If hISCs and BM-MSCs are close according to their transcriptomic profile, genes involved in ECM organization were nevertheless significantly different. In this sense, a comparative and quantitative proteomic analysis demonstrated that ECM produced in vitro by BM-MSCs, ASCs, or fibroblasts shared a common set of proteins but also displayed a specific and unique matrisome signature depending on their tissue origin [48]. Among the genes most strongly expressed in hISCs, we found those encoding for type IV and VI collagen isoforms. In addition to these two proteins, WB analysis of hISC-conditioned medium identified other ECM proteins including type I collagen, fibronectin, and laminin. Interestingly, all of these proteins are normally expressed in abundance in the pancreas, around and within the islets [49, 50]. This observation supports the fact that hISCs retained some “pancreatic memory” at least for ECM proteins. This property highlights hISCs as very interesting supportive cells that can potentially reconstitute a pancreatic microenvironment close to that of origin. They can therefore be a useful tool for the maintenance of islets in culture as well as for the conditioning of islets intended to be grafted. Previous studies have shown the beneficial contribution of ECM proteins for human islet biology. Enrichment of encapsulated human pancreatic islets cells with type VI collagen improved islet survival and function [51]. Type I/IV collagens and fibronectin induced the adhesion of human islets, and insulin release was higher on fibronectin coating [52]. Although synthetic or purified individual ECM proteins have undeniable effects on the islets, they are probably limited and insufficient alone to fully replicate the original ECM environment [53]. Indeed, at least 120 proteins were identified within the human pancreatic matrisome [54]. Moreover, in addition to its adhesive and supportive structure, the native ECM serves also as a “reservoir” of biologically sequestered active molecules, such as cytokines and growth factors [55]. For example, an experimental study has recently shown that ANXA-1 protein trapped in the ECM can promote some of  the beneficial effects of ASC-conditioned medium on human islet function [10].

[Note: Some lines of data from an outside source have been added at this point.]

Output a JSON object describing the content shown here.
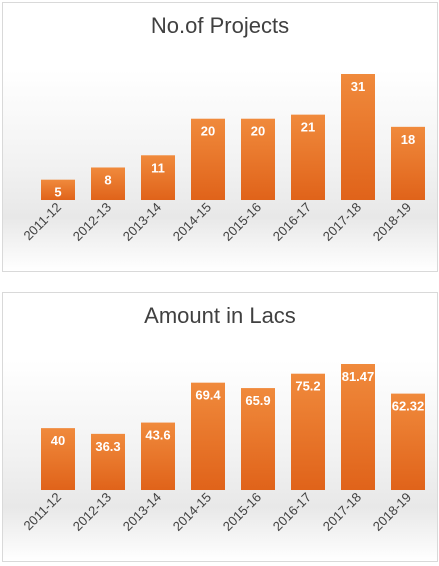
{
  "charts": {
    "colors": {
      "bar_top": "#f08a3c",
      "bar_bottom": "#e0631a"
    },
    "chart_data": [
      {
        "type": "bar",
        "title": "No.of Projects",
        "categories": [
          "2011-12",
          "2012-13",
          "2013-14",
          "2014-15",
          "2015-16",
          "2016-17",
          "2017-18",
          "2018-19"
        ],
        "values": [
          5,
          8,
          11,
          20,
          20,
          21,
          31,
          18
        ],
        "value_labels": [
          "5",
          "8",
          "11",
          "20",
          "20",
          "21",
          "31",
          "18"
        ],
        "xlabel": "",
        "ylabel": "",
        "ylim": [
          0,
          31
        ],
        "grid": false,
        "legend": "none"
      },
      {
        "type": "bar",
        "title": "Amount in Lacs",
        "categories": [
          "2011-12",
          "2012-13",
          "2013-14",
          "2014-15",
          "2015-16",
          "2016-17",
          "2017-18",
          "2018-19"
        ],
        "values": [
          40,
          36.3,
          43.6,
          69.4,
          65.9,
          75.2,
          81.47,
          62.32
        ],
        "value_labels": [
          "40",
          "36.3",
          "43.6",
          "69.4",
          "65.9",
          "75.2",
          "81.47",
          "62.32"
        ],
        "xlabel": "",
        "ylabel": "",
        "ylim": [
          0,
          81.47
        ],
        "grid": false,
        "legend": "none"
      }
    ]
  }
}
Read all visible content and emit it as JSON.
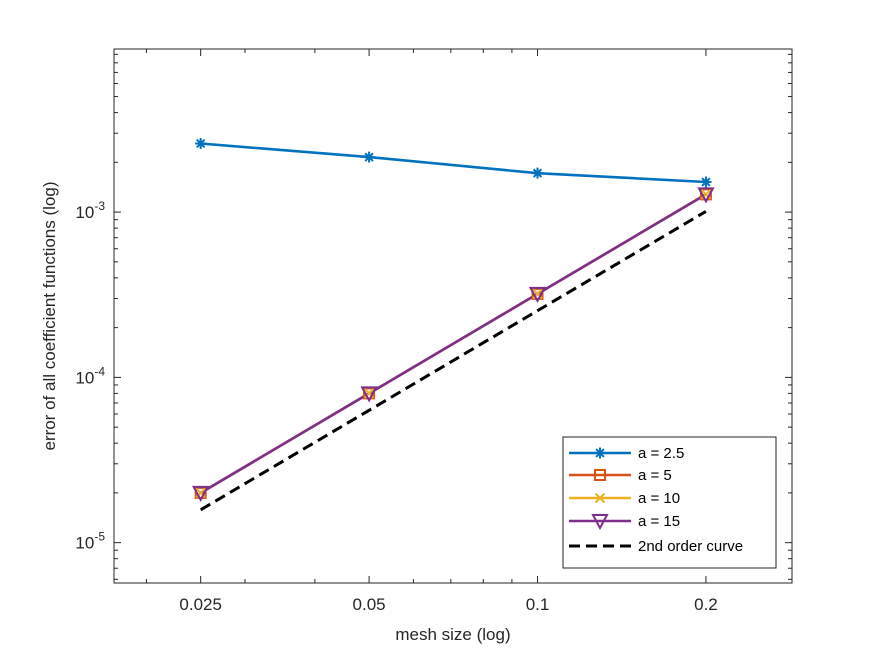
{
  "chart_data": {
    "type": "line",
    "xscale": "log",
    "yscale": "log",
    "xlabel": "mesh size (log)",
    "ylabel": "error of all coefficient functions (log)",
    "xlim": [
      0.0175,
      0.285
    ],
    "ylim": [
      5.7e-06,
      0.0097
    ],
    "x_ticks": [
      {
        "value": 0.025,
        "label": "0.025"
      },
      {
        "value": 0.05,
        "label": "0.05"
      },
      {
        "value": 0.1,
        "label": "0.1"
      },
      {
        "value": 0.2,
        "label": "0.2"
      }
    ],
    "y_ticks": [
      {
        "value": 1e-05,
        "base": "10",
        "exp": "-5"
      },
      {
        "value": 0.0001,
        "base": "10",
        "exp": "-4"
      },
      {
        "value": 0.001,
        "base": "10",
        "exp": "-3"
      }
    ],
    "grid": false,
    "legend_position": "bottom-right",
    "x": [
      0.025,
      0.05,
      0.1,
      0.2
    ],
    "series": [
      {
        "name": "a = 2.5",
        "color": "#0072BD",
        "marker": "asterisk",
        "line": "solid",
        "values": [
          0.0026,
          0.00215,
          0.00172,
          0.00152
        ]
      },
      {
        "name": "a = 5",
        "color": "#D95319",
        "marker": "square",
        "line": "solid",
        "values": [
          2e-05,
          8e-05,
          0.00032,
          0.00128
        ]
      },
      {
        "name": "a = 10",
        "color": "#EDB120",
        "marker": "x",
        "line": "solid",
        "values": [
          2e-05,
          8e-05,
          0.00032,
          0.00128
        ]
      },
      {
        "name": "a = 15",
        "color": "#7E2F8E",
        "marker": "triangle-down",
        "line": "solid",
        "values": [
          2e-05,
          8e-05,
          0.00032,
          0.00128
        ]
      },
      {
        "name": "2nd order curve",
        "color": "#000000",
        "marker": "none",
        "line": "dashed",
        "values": [
          1.58e-05,
          6.32e-05,
          0.000253,
          0.00101
        ]
      }
    ]
  }
}
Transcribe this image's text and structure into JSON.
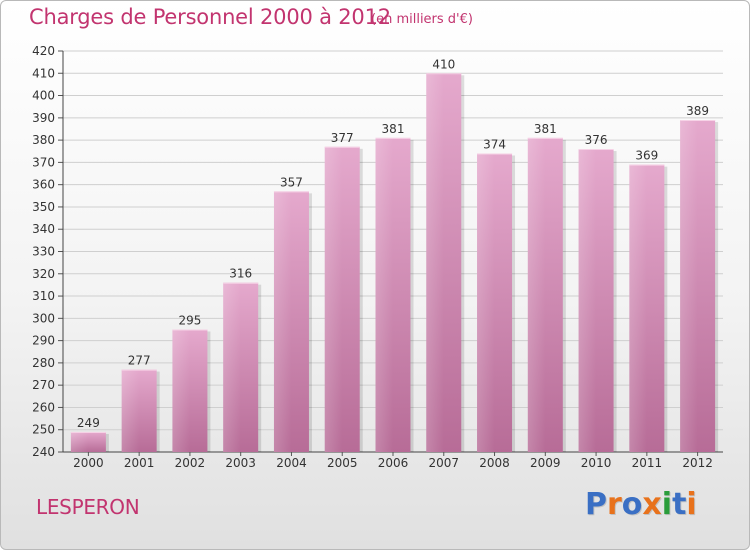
{
  "title": "Charges de Personnel 2000 à 2012",
  "unit_note": "(en milliers d'€)",
  "location": "LESPERON",
  "logo": {
    "text": "Proxiti",
    "letter_colors": [
      "#3a6fc4",
      "#e8721c",
      "#3a6fc4",
      "#e8721c",
      "#2a9d3b",
      "#3a6fc4",
      "#e8721c"
    ]
  },
  "colors": {
    "bar_light": "#e5a9cd",
    "bar_dark": "#b76c97",
    "text_accent": "#c2346f",
    "grid": "#cfcfcf"
  },
  "chart_data": {
    "type": "bar",
    "title": "Charges de Personnel 2000 à 2012",
    "subtitle": "(en milliers d'€)",
    "xlabel": "",
    "ylabel": "",
    "categories": [
      "2000",
      "2001",
      "2002",
      "2003",
      "2004",
      "2005",
      "2006",
      "2007",
      "2008",
      "2009",
      "2010",
      "2011",
      "2012"
    ],
    "values": [
      249,
      277,
      295,
      316,
      357,
      377,
      381,
      410,
      374,
      381,
      376,
      369,
      389
    ],
    "ylim": [
      240,
      420
    ],
    "ytick_step": 10,
    "grid": true,
    "legend": "none",
    "data_labels": true
  }
}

Finally, in the context of islet transplantation, hISCs could improve islet engraftment thanks to their immunomodulatory properties. Immunosuppressive effects of MSCs act mainly through paracrine mechanism and depend on the secretion of soluble factors such as prostaglandin E2, interleukin (IL)-6, IL-1Ra, TGF-β1, tumor necrosis factor-inducible gene 6 protein, and HGF [56, 57]. Indeed, it has been reported previously that human pancreatic MSCs can protect islets from pro-inflammatory cytokines with the putative effect of secreted cytoprotective factors including HGF, IL-6, MMP-1, MMP-2, and MMP-9, in vitro [9]. We confirmed in part these observations in hISCs, but further analysis of the secretome of hISCs should help to clarify their potential interest in islet transplantation.

Conclusion

In conclusion, although the BM-MSCs have demonstrated their potential interest in diabetes cell therapy, we believe that the new hISC cell line derived from the pancreas and more precisely from human islets represent a major asset. Thanks to their “pancreatic memory,” they can participate in the reconstitution of a microenvironment very close to the one observed within the pancreas. This represents a real benefit for a potential application, in a cell-free strategy, in the context of islet transplantation. The development of therapeutic strategies that may use cell-free secreted products will indeed attenuate the safety concerns relative to the use of living stem cells, in cell therapy applications.